As the world shifts to new energy sources, the competition between sodium-ion and lithium-ion batteries is intensifying. Currently, lithium-ion batteries lead the market, but sodium-ion batteries are gaining attention due to some appealing advantages. Let’s explore what makes each unique, their pros and cons, and their potential future directions.
What Are Sodium-ion Batteries?
The sodium-ion battery (SIB) is a recharged battery using sodium ions (Na⁺) as charge carriers. It comprises a sodium-containing cathode, an anode, and a liquid electrolyte. During charging, sodium ions are extracted and inserted into the anode, while discharging occurs reversely.
There are various types of Sodium-ion batteries, including NaMnO2, Na3V2(PO4)2F3 and Na2FeFe(CN)6.
NaMnO₂ (Layered Oxide)
- Working Voltage: 3.2 V; operational range: -40°C to 80°C.
- Cycle Life: Up to 4,500 cycles in lab prototypes with structural optimization (e.g., boron doping).
- Challenges: Rapid capacity decay (20 cycles) due to Mn³⁺ phase transitions; modified variants improve stability.
Na₃V₂(PO₄)₂F₃ (NVPF, NASICON-type)
- Energy Density: 75 Wh/kg at 1C rate; high voltage plateaus at 3.7 V and 4.2 V.
- Cycle Stability: Over 4,000 cycles in full-cell configurations due to carbon coatings and electrolyte additives (e.g., FEC).
- Applications: Suitable for grid storage and EVs due to thermal resilience and long lifespan.
Na₂FeFe(CN)₆ (Prussian White)
- Performance: Achieves 160 Wh/kg energy density with 3,000 cycles when paired with hard carbon anodes; benefits from fast Na⁺ diffusion in a cubic framework.
- Advantages: Low-temperature compatibility (-20°C with 80% capacity retention) and scalable synthesis, commercialized by CATL.
What Are Lithium-ion Batteries?
Lithium-ion batteries have evolved significantly over the years, with the first developed in the 1970s. They consist of four main components: cathode, anode, electrolyte, and separator.
The cathode determines capacity and voltage, while the anode directs electrons through a wire. The chất điện phân enables lithium ion movement between the cathode and anode for safe electricity flow. High ionic conductivity materials facilitate this movement, which varies based on electrolyte type.
There are six main types of lithium batteries; more information can be found here.

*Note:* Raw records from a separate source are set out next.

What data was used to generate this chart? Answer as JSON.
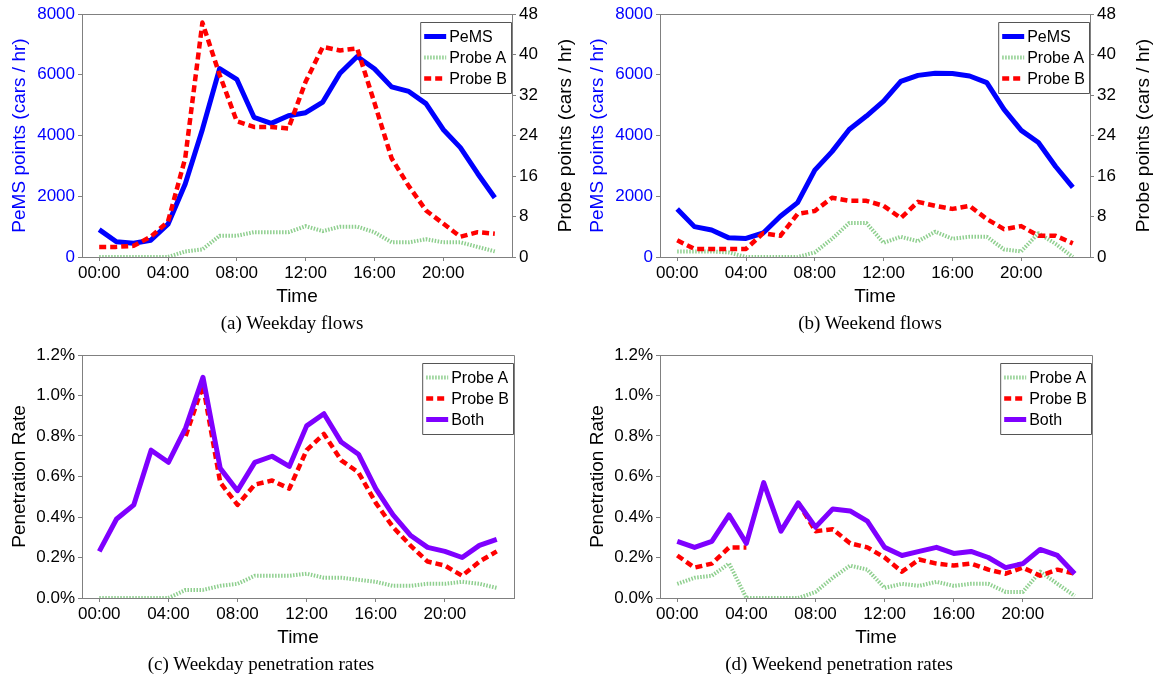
{
  "chart_data": [
    {
      "type": "line",
      "title": "(a) Weekday flows",
      "xlabel": "Time",
      "ylabel": "PeMS points (cars / hr)",
      "y2label": "Probe points (cars / hr)",
      "x": [
        0,
        1,
        2,
        3,
        4,
        5,
        6,
        7,
        8,
        9,
        10,
        11,
        12,
        13,
        14,
        15,
        16,
        17,
        18,
        19,
        20,
        21,
        22,
        23
      ],
      "xlim": [
        -1,
        24
      ],
      "xticks": [
        {
          "value": 0,
          "label": "00:00"
        },
        {
          "value": 4,
          "label": "04:00"
        },
        {
          "value": 8,
          "label": "08:00"
        },
        {
          "value": 12,
          "label": "12:00"
        },
        {
          "value": 16,
          "label": "16:00"
        },
        {
          "value": 20,
          "label": "20:00"
        }
      ],
      "ylim": [
        0,
        8000
      ],
      "yticks": [
        0,
        2000,
        4000,
        6000,
        8000
      ],
      "y2lim": [
        0,
        48
      ],
      "y2ticks": [
        0,
        8,
        16,
        24,
        32,
        40,
        48
      ],
      "grid": false,
      "legend": "top right",
      "marker": "none",
      "series": [
        {
          "name": "PeMS",
          "color": "#0000ff",
          "line_style": "solid",
          "values": [
            900,
            500,
            450,
            550,
            1080,
            2400,
            4200,
            6200,
            5850,
            4600,
            4400,
            4650,
            4750,
            5100,
            6050,
            6600,
            6200,
            5600,
            5450,
            5050,
            4200,
            3600,
            2750,
            1950
          ]
        },
        {
          "name": "Probe A",
          "color": "#8fcf8f",
          "line_style": "dotted",
          "axis": "y2",
          "values": [
            0,
            0,
            0,
            0,
            0,
            1.1,
            1.5,
            4.2,
            4.2,
            4.9,
            4.9,
            4.9,
            6.1,
            5.1,
            6.0,
            6.0,
            4.9,
            2.9,
            2.9,
            3.5,
            2.9,
            2.9,
            2.0,
            1.1
          ]
        },
        {
          "name": "Probe B",
          "color": "#ff0000",
          "line_style": "dashed",
          "axis": "y2",
          "values": [
            2.0,
            2.0,
            2.2,
            4,
            7,
            19.5,
            46.3,
            36,
            26.8,
            25.7,
            25.7,
            25.4,
            34.6,
            41.5,
            40.8,
            41.2,
            30.5,
            19.5,
            14,
            9.2,
            6.6,
            4,
            4.9,
            4.6
          ]
        }
      ]
    },
    {
      "type": "line",
      "title": "(b) Weekend flows",
      "xlabel": "Time",
      "ylabel": "PeMS points (cars / hr)",
      "y2label": "Probe points (cars / hr)",
      "x": [
        0,
        1,
        2,
        3,
        4,
        5,
        6,
        7,
        8,
        9,
        10,
        11,
        12,
        13,
        14,
        15,
        16,
        17,
        18,
        19,
        20,
        21,
        22,
        23
      ],
      "xlim": [
        -1,
        24
      ],
      "xticks": [
        {
          "value": 0,
          "label": "00:00"
        },
        {
          "value": 4,
          "label": "04:00"
        },
        {
          "value": 8,
          "label": "08:00"
        },
        {
          "value": 12,
          "label": "12:00"
        },
        {
          "value": 16,
          "label": "16:00"
        },
        {
          "value": 20,
          "label": "20:00"
        }
      ],
      "ylim": [
        0,
        8000
      ],
      "yticks": [
        0,
        2000,
        4000,
        6000,
        8000
      ],
      "y2lim": [
        0,
        48
      ],
      "y2ticks": [
        0,
        8,
        16,
        24,
        32,
        40,
        48
      ],
      "grid": false,
      "legend": "top right",
      "marker": "none",
      "series": [
        {
          "name": "PeMS",
          "color": "#0000ff",
          "line_style": "solid",
          "values": [
            1580,
            1000,
            890,
            630,
            610,
            790,
            1340,
            1790,
            2860,
            3470,
            4200,
            4640,
            5130,
            5780,
            5980,
            6050,
            6040,
            5960,
            5740,
            4860,
            4170,
            3770,
            2980,
            2290
          ]
        },
        {
          "name": "Probe A",
          "color": "#8fcf8f",
          "line_style": "dotted",
          "axis": "y2",
          "values": [
            1.1,
            1.1,
            1.1,
            0.9,
            0,
            0,
            0,
            0,
            0.9,
            3.6,
            6.7,
            6.7,
            2.8,
            4.0,
            3.1,
            5.0,
            3.6,
            4.0,
            4.0,
            1.5,
            1.1,
            4.7,
            2.6,
            0
          ]
        },
        {
          "name": "Probe B",
          "color": "#ff0000",
          "line_style": "dashed",
          "axis": "y2",
          "values": [
            3.3,
            1.6,
            1.6,
            1.6,
            1.6,
            4.7,
            4.2,
            8.5,
            9.1,
            11.7,
            11.1,
            11.1,
            10.1,
            7.7,
            10.9,
            10.1,
            9.5,
            10.1,
            7.5,
            5.5,
            6.1,
            4.2,
            4.2,
            2.7
          ]
        }
      ]
    },
    {
      "type": "line",
      "title": "(c) Weekday penetration rates",
      "xlabel": "Time",
      "ylabel": "Penetration Rate",
      "x": [
        0,
        1,
        2,
        3,
        4,
        5,
        6,
        7,
        8,
        9,
        10,
        11,
        12,
        13,
        14,
        15,
        16,
        17,
        18,
        19,
        20,
        21,
        22,
        23
      ],
      "xlim": [
        -1,
        24
      ],
      "xticks": [
        {
          "value": 0,
          "label": "00:00"
        },
        {
          "value": 4,
          "label": "04:00"
        },
        {
          "value": 8,
          "label": "08:00"
        },
        {
          "value": 12,
          "label": "12:00"
        },
        {
          "value": 16,
          "label": "16:00"
        },
        {
          "value": 20,
          "label": "20:00"
        }
      ],
      "ylim": [
        0,
        1.2
      ],
      "yticks": [
        {
          "value": 0,
          "label": "0.0%"
        },
        {
          "value": 0.2,
          "label": "0.2%"
        },
        {
          "value": 0.4,
          "label": "0.4%"
        },
        {
          "value": 0.6,
          "label": "0.6%"
        },
        {
          "value": 0.8,
          "label": "0.8%"
        },
        {
          "value": 1.0,
          "label": "1.0%"
        },
        {
          "value": 1.2,
          "label": "1.2%"
        }
      ],
      "grid": false,
      "legend": "top right",
      "marker": "none",
      "series": [
        {
          "name": "Probe A",
          "color": "#8fcf8f",
          "line_style": "dotted",
          "values": [
            0,
            0,
            0,
            0,
            0,
            0.04,
            0.04,
            0.06,
            0.07,
            0.11,
            0.11,
            0.11,
            0.12,
            0.1,
            0.1,
            0.09,
            0.08,
            0.06,
            0.06,
            0.07,
            0.07,
            0.08,
            0.07,
            0.05
          ]
        },
        {
          "name": "Probe B",
          "color": "#ff0000",
          "line_style": "dashed",
          "values": [
            null,
            null,
            null,
            null,
            null,
            0.8,
            1.05,
            0.57,
            0.46,
            0.56,
            0.58,
            0.54,
            0.73,
            0.81,
            0.68,
            0.62,
            0.47,
            0.35,
            0.26,
            0.18,
            0.16,
            0.11,
            0.18,
            0.23
          ]
        },
        {
          "name": "Both",
          "color": "#7f00ff",
          "line_style": "solid",
          "values": [
            0.23,
            0.39,
            0.46,
            0.73,
            0.67,
            0.84,
            1.09,
            0.64,
            0.53,
            0.67,
            0.7,
            0.65,
            0.85,
            0.91,
            0.77,
            0.71,
            0.54,
            0.41,
            0.31,
            0.25,
            0.23,
            0.2,
            0.26,
            0.29
          ]
        }
      ]
    },
    {
      "type": "line",
      "title": "(d) Weekend penetration rates",
      "xlabel": "Time",
      "ylabel": "Penetration Rate",
      "x": [
        0,
        1,
        2,
        3,
        4,
        5,
        6,
        7,
        8,
        9,
        10,
        11,
        12,
        13,
        14,
        15,
        16,
        17,
        18,
        19,
        20,
        21,
        22,
        23
      ],
      "xlim": [
        -1,
        24
      ],
      "xticks": [
        {
          "value": 0,
          "label": "00:00"
        },
        {
          "value": 4,
          "label": "04:00"
        },
        {
          "value": 8,
          "label": "08:00"
        },
        {
          "value": 12,
          "label": "12:00"
        },
        {
          "value": 16,
          "label": "16:00"
        },
        {
          "value": 20,
          "label": "20:00"
        }
      ],
      "ylim": [
        0,
        1.2
      ],
      "yticks": [
        {
          "value": 0,
          "label": "0.0%"
        },
        {
          "value": 0.2,
          "label": "0.2%"
        },
        {
          "value": 0.4,
          "label": "0.4%"
        },
        {
          "value": 0.6,
          "label": "0.6%"
        },
        {
          "value": 0.8,
          "label": "0.8%"
        },
        {
          "value": 1.0,
          "label": "1.0%"
        },
        {
          "value": 1.2,
          "label": "1.2%"
        }
      ],
      "grid": false,
      "legend": "top right",
      "marker": "none",
      "series": [
        {
          "name": "Probe A",
          "color": "#8fcf8f",
          "line_style": "dotted",
          "values": [
            0.07,
            0.1,
            0.11,
            0.17,
            0,
            0,
            0,
            0,
            0.03,
            0.1,
            0.16,
            0.14,
            0.05,
            0.07,
            0.06,
            0.08,
            0.06,
            0.07,
            0.07,
            0.03,
            0.03,
            0.13,
            0.07,
            0.01
          ]
        },
        {
          "name": "Probe B",
          "color": "#ff0000",
          "line_style": "dashed",
          "values": [
            0.21,
            0.15,
            0.17,
            0.25,
            0.25,
            null,
            null,
            0.47,
            0.33,
            0.34,
            0.27,
            0.25,
            0.2,
            0.13,
            0.19,
            0.17,
            0.16,
            0.17,
            0.14,
            0.12,
            0.15,
            0.11,
            0.14,
            0.12
          ]
        },
        {
          "name": "Both",
          "color": "#7f00ff",
          "line_style": "solid",
          "values": [
            0.28,
            0.25,
            0.28,
            0.41,
            0.27,
            0.57,
            0.33,
            0.47,
            0.35,
            0.44,
            0.43,
            0.38,
            0.25,
            0.21,
            0.23,
            0.25,
            0.22,
            0.23,
            0.2,
            0.15,
            0.17,
            0.24,
            0.21,
            0.12
          ]
        }
      ]
    }
  ]
}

Sodium-ion Battery vs Lithium-ion Battery
When comparing sodium-ion and lithium-ion batteries, a comparison table offers a clear view of their differences.
| Features | Sodium-ion Battery | Lithium-ion Battery |
| Material Availability | Abundant | Limited |
| Tác động môi trường | Eco-friendly | Less eco-friendly |
| Trị giá | Cheap | Cao |
| Phạm vi nhiệt độ hoạt động | Cao hơn | Cao |
| Vòng đời | Cao | Cao |
| Power Density | Thấp | Cao |
| Charge Time | Nhanh hơn | Fast |
Challenges for Sodium-ion Battery
Sodium-ion battery manufacturing faces several challenges before it can replace lithium-ion batteries.
- There is no established supply chain for materials, and few companies are involved, leading to higher costs.
- The technology is still developing, limiting design flexibility and resulting in lower density and storage capacity compared to lithium batteries.
- Sodium-ion batteries have a cycle life of 5,000 cycles, significantly lower than the 6,000 cycles of commercial lithium iron phosphate batteries.
Can Sodium-based Batteries Replace Lithium-ion Batteries?
Sodium-ion batteries could be a great alternative to lithium-ion ones, but they face some hurdles before they can truly take off.
To become the go-to choice for energy storage, they need to improve their technical performance. Researchers are working hard to make these batteries more stable and affordable, while companies are busy establishing a solid supply chain for the necessary materials.